26.07.2019 - 15:55 Uhr
KonnersreuthSport

Elf Fragen an Dominik Seitz (TSV Konnersreuth II)

In unserer wöchentlichen Rubrik verrät der Stiftländer, dass er seinen Verein niemals verlassen würde und gegen welchen Rivalen er am liebsten antritt.

Dominik Seitz.
von Helmut KapplProfil

Der 25-jährige Dominik Seitz spielt schon seit seiner Jugend beim TSV Konnersreuth. Der Kapitän der zweiten Mannschaft ist ledig und beginnt im Oktober in Regensburg ein Studium als Bauingenieur. Sein Team tritt am Sonntag um 15 Uhr beim SC Mähring an.

ONETZ: 1. Fußball ist für mich ...

Dominik Seitz: Abwechslung zum Alltag und ich liebe ihn. Gerne sitze ich auch auf dem Motorrad.

ONETZ: 2. Warum sind Sie bei der Sportart Fußball gelandet und nicht beim Schach?

Dominik Seitz: Schach ist einfach zu langweilig und reine Kopfsache.

ONETZ: 3. Gelbe Fußballschuhe sind für mich …

Dominik Seitz: Finde ich nicht schlimm, wenn sie zum Outfit passen.
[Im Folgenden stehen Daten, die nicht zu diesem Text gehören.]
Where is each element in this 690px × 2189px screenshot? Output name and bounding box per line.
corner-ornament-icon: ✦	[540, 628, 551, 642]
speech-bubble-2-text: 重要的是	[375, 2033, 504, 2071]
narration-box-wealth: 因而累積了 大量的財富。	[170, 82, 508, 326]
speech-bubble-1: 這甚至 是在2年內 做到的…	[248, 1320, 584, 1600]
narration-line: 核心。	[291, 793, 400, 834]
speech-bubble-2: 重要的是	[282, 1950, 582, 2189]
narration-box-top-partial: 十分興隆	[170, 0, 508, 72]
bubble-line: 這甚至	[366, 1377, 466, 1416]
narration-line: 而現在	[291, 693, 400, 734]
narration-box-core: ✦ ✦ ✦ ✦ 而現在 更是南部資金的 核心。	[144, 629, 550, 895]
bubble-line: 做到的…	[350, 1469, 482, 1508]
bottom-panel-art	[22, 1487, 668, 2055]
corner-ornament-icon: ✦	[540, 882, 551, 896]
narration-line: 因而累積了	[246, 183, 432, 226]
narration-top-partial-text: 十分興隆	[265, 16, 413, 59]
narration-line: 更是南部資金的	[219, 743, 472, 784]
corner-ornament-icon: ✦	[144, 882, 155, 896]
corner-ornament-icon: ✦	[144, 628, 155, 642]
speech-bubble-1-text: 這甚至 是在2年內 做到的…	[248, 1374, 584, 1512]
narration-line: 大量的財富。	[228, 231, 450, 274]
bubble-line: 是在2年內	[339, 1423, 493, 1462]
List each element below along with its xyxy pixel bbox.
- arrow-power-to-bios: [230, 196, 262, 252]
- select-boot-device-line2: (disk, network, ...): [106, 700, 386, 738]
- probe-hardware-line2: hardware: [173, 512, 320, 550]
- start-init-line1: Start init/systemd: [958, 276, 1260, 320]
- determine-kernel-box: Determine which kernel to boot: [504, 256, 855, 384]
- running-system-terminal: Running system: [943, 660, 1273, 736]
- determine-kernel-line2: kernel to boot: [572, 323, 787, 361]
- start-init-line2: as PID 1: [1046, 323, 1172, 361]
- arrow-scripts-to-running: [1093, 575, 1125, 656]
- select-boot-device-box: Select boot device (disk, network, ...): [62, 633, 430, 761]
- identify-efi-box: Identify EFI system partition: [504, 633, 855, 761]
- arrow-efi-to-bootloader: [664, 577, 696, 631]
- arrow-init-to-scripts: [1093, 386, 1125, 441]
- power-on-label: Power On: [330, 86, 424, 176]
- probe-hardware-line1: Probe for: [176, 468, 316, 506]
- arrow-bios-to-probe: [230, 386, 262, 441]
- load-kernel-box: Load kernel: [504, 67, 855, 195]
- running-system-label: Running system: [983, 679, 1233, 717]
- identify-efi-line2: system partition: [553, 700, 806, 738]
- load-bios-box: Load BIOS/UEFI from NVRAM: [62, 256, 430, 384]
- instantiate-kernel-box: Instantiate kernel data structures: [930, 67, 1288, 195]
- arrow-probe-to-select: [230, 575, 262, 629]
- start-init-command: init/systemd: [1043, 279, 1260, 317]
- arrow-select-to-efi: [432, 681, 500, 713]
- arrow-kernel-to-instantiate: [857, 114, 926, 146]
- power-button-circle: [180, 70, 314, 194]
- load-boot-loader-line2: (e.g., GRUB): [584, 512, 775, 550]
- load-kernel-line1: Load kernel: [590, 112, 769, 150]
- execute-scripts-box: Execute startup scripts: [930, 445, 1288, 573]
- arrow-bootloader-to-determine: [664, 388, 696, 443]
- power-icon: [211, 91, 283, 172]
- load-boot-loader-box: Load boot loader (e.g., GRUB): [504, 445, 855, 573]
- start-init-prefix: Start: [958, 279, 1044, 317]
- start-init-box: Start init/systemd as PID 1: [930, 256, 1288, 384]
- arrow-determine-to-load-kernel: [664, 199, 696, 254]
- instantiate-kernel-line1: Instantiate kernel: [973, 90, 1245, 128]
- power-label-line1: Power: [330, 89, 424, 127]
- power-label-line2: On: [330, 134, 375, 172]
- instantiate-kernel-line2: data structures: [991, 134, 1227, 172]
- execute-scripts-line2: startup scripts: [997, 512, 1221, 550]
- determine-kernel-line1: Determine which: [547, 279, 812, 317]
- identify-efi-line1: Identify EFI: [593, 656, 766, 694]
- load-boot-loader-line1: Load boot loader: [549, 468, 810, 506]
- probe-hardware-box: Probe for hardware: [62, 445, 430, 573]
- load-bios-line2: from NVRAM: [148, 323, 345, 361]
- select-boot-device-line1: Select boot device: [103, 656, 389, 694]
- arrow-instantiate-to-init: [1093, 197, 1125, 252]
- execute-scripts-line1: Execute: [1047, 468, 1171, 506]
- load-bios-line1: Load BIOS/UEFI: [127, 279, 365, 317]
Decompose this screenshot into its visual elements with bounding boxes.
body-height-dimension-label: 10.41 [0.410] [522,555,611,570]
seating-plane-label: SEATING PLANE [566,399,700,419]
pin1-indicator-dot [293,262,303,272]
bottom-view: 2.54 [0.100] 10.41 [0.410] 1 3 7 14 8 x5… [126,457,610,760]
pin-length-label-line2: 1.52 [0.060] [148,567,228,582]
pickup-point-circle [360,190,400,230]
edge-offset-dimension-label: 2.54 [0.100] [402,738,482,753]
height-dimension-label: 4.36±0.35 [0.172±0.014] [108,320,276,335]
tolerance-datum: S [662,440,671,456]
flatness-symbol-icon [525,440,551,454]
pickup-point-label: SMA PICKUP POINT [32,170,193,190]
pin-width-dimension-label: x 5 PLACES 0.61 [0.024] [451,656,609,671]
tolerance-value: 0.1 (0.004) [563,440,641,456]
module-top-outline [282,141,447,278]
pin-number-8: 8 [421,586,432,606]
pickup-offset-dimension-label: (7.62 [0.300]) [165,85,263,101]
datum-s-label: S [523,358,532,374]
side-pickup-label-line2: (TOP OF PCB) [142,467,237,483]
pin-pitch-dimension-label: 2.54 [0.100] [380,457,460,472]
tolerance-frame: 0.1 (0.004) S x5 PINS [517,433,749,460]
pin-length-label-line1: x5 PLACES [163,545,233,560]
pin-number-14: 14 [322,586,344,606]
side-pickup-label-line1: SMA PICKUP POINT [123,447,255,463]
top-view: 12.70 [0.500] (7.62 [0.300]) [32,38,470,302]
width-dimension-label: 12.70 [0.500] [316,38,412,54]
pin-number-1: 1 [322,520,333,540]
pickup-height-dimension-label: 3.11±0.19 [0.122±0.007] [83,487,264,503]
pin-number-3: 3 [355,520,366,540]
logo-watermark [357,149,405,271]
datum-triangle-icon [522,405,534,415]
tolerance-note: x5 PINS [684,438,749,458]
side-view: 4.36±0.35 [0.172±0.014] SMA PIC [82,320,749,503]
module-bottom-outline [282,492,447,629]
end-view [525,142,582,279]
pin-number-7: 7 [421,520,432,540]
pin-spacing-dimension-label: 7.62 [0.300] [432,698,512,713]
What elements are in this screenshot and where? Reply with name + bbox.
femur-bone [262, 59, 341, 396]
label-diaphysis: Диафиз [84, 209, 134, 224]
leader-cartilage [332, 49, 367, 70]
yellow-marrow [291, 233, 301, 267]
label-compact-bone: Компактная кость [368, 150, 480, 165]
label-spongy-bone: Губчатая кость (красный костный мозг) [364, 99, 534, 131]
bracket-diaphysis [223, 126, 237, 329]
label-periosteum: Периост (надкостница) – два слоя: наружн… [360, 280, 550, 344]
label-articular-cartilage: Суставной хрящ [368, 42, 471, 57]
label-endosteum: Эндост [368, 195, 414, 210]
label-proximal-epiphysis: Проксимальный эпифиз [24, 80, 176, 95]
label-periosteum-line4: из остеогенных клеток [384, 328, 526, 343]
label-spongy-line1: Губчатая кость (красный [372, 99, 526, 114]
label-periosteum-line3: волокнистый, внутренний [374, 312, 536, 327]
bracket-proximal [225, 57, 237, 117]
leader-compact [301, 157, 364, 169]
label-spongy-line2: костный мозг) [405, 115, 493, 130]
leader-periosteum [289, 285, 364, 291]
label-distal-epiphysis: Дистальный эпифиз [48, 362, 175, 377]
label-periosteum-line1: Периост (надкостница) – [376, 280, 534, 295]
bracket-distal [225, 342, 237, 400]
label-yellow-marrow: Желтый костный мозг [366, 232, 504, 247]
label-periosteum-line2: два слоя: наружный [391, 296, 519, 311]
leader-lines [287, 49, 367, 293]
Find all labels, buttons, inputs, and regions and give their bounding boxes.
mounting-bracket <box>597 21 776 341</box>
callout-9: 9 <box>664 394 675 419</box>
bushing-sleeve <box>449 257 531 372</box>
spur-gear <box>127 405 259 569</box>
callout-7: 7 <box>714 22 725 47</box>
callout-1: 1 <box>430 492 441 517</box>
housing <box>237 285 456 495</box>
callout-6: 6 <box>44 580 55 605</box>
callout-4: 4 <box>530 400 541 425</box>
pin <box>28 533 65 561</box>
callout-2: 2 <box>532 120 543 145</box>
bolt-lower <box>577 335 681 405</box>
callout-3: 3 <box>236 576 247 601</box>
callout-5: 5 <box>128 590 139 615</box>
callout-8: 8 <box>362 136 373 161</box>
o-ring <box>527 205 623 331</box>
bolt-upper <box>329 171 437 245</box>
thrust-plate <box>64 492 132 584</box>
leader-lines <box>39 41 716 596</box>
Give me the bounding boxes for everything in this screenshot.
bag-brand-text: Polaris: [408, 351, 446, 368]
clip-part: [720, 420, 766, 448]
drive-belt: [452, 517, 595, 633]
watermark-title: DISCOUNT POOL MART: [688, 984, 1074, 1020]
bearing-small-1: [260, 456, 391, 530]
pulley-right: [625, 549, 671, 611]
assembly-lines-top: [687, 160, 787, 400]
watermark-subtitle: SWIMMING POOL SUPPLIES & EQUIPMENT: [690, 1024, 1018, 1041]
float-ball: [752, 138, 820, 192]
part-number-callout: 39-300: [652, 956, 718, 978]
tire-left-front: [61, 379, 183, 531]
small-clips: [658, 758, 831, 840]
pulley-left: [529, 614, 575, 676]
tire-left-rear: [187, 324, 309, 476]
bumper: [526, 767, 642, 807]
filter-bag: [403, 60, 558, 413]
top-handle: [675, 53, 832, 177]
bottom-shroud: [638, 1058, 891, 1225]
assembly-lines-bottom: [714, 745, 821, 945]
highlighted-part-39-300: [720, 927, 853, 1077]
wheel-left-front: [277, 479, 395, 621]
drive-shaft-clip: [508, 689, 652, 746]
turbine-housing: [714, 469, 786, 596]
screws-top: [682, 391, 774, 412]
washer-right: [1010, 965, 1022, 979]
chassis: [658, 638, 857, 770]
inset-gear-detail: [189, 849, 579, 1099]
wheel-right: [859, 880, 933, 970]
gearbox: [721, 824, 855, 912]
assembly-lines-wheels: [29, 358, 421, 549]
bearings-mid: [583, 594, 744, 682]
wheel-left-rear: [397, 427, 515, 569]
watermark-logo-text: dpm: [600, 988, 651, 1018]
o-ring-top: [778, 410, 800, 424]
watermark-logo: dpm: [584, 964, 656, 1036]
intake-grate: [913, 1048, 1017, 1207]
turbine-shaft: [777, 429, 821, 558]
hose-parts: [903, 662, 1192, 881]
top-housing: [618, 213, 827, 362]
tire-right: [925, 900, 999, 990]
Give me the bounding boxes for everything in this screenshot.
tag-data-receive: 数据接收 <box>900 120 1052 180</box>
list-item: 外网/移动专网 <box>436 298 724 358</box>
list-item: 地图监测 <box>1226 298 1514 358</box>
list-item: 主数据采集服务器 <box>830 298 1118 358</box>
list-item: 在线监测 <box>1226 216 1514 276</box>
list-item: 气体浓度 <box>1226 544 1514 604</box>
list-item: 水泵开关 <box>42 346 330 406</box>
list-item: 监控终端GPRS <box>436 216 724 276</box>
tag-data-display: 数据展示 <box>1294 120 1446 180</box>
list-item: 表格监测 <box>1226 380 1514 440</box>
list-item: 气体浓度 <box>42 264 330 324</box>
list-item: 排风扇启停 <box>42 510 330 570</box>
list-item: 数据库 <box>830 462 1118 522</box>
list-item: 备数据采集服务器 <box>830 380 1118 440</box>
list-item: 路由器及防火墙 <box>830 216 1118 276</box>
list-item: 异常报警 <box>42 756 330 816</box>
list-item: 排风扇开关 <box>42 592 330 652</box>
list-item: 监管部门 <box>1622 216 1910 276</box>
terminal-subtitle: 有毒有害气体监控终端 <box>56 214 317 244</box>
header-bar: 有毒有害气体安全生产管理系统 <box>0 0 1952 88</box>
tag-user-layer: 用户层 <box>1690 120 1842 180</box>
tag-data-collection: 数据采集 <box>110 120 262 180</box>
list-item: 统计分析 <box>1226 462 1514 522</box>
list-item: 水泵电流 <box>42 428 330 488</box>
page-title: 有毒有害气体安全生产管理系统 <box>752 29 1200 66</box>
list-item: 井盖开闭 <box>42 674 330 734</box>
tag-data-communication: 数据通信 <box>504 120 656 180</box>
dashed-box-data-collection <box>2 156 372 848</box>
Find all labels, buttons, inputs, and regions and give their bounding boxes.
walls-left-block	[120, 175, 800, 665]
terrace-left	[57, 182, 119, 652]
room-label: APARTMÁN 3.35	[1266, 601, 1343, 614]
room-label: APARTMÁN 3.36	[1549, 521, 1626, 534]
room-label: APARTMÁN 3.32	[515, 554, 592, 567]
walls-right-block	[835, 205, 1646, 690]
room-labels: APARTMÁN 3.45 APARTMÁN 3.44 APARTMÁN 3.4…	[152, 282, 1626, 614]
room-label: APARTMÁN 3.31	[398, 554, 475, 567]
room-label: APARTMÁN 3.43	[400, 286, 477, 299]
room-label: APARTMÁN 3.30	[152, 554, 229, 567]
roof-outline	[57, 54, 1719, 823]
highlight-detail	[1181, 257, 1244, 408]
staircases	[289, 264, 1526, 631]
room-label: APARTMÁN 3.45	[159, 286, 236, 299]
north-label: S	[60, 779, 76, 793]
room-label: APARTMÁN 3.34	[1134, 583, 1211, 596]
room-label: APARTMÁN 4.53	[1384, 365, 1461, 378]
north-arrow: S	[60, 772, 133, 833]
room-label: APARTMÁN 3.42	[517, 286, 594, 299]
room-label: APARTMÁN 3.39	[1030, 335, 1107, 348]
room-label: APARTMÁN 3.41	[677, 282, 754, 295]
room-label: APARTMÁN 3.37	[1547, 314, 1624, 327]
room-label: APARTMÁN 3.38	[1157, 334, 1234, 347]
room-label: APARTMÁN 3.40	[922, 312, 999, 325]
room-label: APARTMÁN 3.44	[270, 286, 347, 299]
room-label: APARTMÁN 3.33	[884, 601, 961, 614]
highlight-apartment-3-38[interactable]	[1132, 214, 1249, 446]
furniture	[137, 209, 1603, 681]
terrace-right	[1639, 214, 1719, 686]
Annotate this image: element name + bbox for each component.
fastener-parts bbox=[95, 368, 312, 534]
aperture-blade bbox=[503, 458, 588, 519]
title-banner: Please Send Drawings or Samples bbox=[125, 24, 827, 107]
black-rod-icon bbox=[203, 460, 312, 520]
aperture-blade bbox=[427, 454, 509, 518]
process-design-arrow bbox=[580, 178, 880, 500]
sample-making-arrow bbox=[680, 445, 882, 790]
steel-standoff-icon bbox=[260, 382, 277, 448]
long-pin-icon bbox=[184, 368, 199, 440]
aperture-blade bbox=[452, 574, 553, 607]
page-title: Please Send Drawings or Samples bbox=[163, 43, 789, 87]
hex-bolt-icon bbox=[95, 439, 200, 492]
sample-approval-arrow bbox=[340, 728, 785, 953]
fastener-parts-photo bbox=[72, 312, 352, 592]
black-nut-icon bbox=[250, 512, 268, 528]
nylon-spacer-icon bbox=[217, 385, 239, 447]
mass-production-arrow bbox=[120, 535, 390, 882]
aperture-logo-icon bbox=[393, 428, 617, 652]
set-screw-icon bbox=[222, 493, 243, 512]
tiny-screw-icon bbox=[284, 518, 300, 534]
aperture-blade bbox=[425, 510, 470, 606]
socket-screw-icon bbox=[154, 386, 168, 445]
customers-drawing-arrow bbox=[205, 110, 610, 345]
Ich habe auch schon mit gelben Schuhen gespielt.

ONETZ: 4. Ein Erlebnis in Ihrer Karriere, das Ihnen heute noch stinkt?

Dominik Seitz: Eigentlich hatten wir uns mit der "Zweiten" in der Kreisklasse für die Relegation um den Aufstieg in die Kreisliga qualifiziert. Aber dort spielte schon die "Erste" und damit war das Thema gegessen.

ONETZ: 5. Welches Ritual pflegen Sie kurz vor einem Spiel?

Dominik Seitz: Ich überdenke als Kapitän meine Ansprache an die Mannschaft kurz vor dem Spiel.

ONETZ: 6. Das müsste ein Nachbarverein mir bieten, damit ich wechseln würde …. (Die Ablöse in Euro oder Naturalien)

Dominik Seitz: Ein Wechsel kam und kommt für mich nie in Frage.

ONETZ: 7. Welche Fußballregel würden Sie abschaffen, welche fehlt?

Dominik Seitz: Die Regeln beim Handspiel regen mich auf.

ONETZ: 8. Haben Sie einen Spitznamen? Warum gerade diesen?

Dominik Seitz: Schweizi, aber ich weiß nicht, woher dieser kommt.

ONETZ: 9. Was ist das Gesprächsthema im Auto bei einem Auswärtsspiel?

Dominik Seitz: Wo trieben sich meine Mitspieler letzte Nacht herum.

ONETZ: 10. An welches Spiel erinnern Sie sich heute noch gerne?

Dominik Seitz: Gegen den FC Tirschenreuth II, da spielten wir auf einem Acker, lagen 1:4 hinten und erzielten in der 95. Minute noch den Ausgleich.

ONETZ: 11. Zu welchem Gegner fahren Sie am liebsten, zu welchem überhaupt nicht gerne?

Dominik Seitz: Zum FC Tirschenreuth II, da sahen wir immer gut aus. Gegen die SG Griesbach/Großkonreuth spielen wir nicht so gerne, mit deren rustikalen Spielweise tun wir uns schwer.